Страница 71 из 88
Выздоровев от послеродовой горячки, она за два месяца пополнела, порозовела. Показалась мне очень красивой. Я удивился, что раньше не замечал этого. Очевидно, из такого открытия и рождается любовь. Я опустил голову на подушку и спросил о ребенке:
«Как ваша Виталия?»
Надя теперь не сказала «Спасибо, Иван Васильевич», а начала охотно, как каждая молодая мать, рассказывать о дочке: что она уже смеется и многих узнает — Рощиху, фельдшера, Шугановича, любит, когда Ефим Львович выносит ее из землянки, сосны удивленно разглядывает. И еще много всяких мелочей. Но я плохо слушал. Вдруг обожгла мысль, что фельдшер или еще кто-нибудь не только будет нянчить ребенка, но может приголубить и мать. Семьдесят мужчин вокруг. И я восстал против этой мысли. Меня в самом деле точно обожгло. Что это? Мгновенная любовь и ревность? Или тщеславие? Какое? Мужское? Командирское?

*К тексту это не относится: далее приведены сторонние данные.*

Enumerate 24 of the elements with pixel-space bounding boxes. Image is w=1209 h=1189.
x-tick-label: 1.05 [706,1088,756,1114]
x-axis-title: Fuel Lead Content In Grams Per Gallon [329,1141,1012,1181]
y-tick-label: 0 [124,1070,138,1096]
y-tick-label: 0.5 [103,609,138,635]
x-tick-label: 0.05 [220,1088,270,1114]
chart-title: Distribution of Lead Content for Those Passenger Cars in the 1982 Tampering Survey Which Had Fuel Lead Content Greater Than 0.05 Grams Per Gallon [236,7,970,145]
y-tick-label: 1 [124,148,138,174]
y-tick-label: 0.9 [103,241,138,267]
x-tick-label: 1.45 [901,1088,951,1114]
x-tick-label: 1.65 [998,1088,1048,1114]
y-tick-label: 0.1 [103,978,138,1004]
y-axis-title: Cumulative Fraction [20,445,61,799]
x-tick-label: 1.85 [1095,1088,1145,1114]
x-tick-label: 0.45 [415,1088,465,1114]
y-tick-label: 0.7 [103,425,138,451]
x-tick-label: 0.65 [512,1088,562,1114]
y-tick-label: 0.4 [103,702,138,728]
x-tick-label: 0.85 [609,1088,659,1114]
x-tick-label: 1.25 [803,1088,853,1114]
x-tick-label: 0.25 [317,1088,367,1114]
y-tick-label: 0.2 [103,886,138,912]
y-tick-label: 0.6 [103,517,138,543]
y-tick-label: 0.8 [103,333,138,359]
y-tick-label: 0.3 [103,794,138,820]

«Вождю племени — лучший конь и лучшая женщина».
Нет, никогда я не был таким «вождем племени». Я мог погорячиться, мог наломать дров, но никогда не преступал партийных норм и человеческих законов. Да, могло быть тщеславие — и мужское, и командирское. Однако, безусловно, появилось тогда что-то, что сильнее воли, сильнее разума. Когда Надя сняла банки, и я перевернулся на спину, она наклонилась поправить подушку. Я взял ее руки и прижал к своим горячим щекам. Она сказала:
«Не надо, Иван Васильевич», — но рук не отняла.
Я поцеловал загрубевшие от работы пальцы. Тогда она вспыхнула, растерялась. Губы задрожали, глаза налились слезами. Я отпустил ее руки. Надя поскорей ушла. Потом призналась, что никто до этого не целовал ей руки. Я провел бессонную ночь. Вася Шуганович тоже не спал, храпел один Будыка. Вася спросил:
«Не спится. Иван Васильевич?»
«За день выспался. Больше недели отлеживаюсь. А ты почему не спишь?»
«Умирают в Загонье дети. Что делать?»
Мальчик мой дорогой, обо всем у тебя болело сердце: о соснах и о детях. О песнях. И о моем настроении. Утром Надя принесла завтрак в командирскую землянку. До этого всегда приносила Рощиха. Потом — обед. И ужин. Будыке это понравилось: его, кадрового офицера, возмущало, что Рощиха ворчит на нас, как сварливая теща, и бранит, как мальчишек. А Надя такая вежливая, деликатная. Приятней есть кашу, разложенную по мискам ее руками. Вася Шуганович, наоборот, почему-то хмурился. Чувствовалось, что Надя боится комиссара. Или стесняется. Вася такой мягкий был, чуткий, внимательный, интеллигентный, но его все стеснялись — и молодые и старые.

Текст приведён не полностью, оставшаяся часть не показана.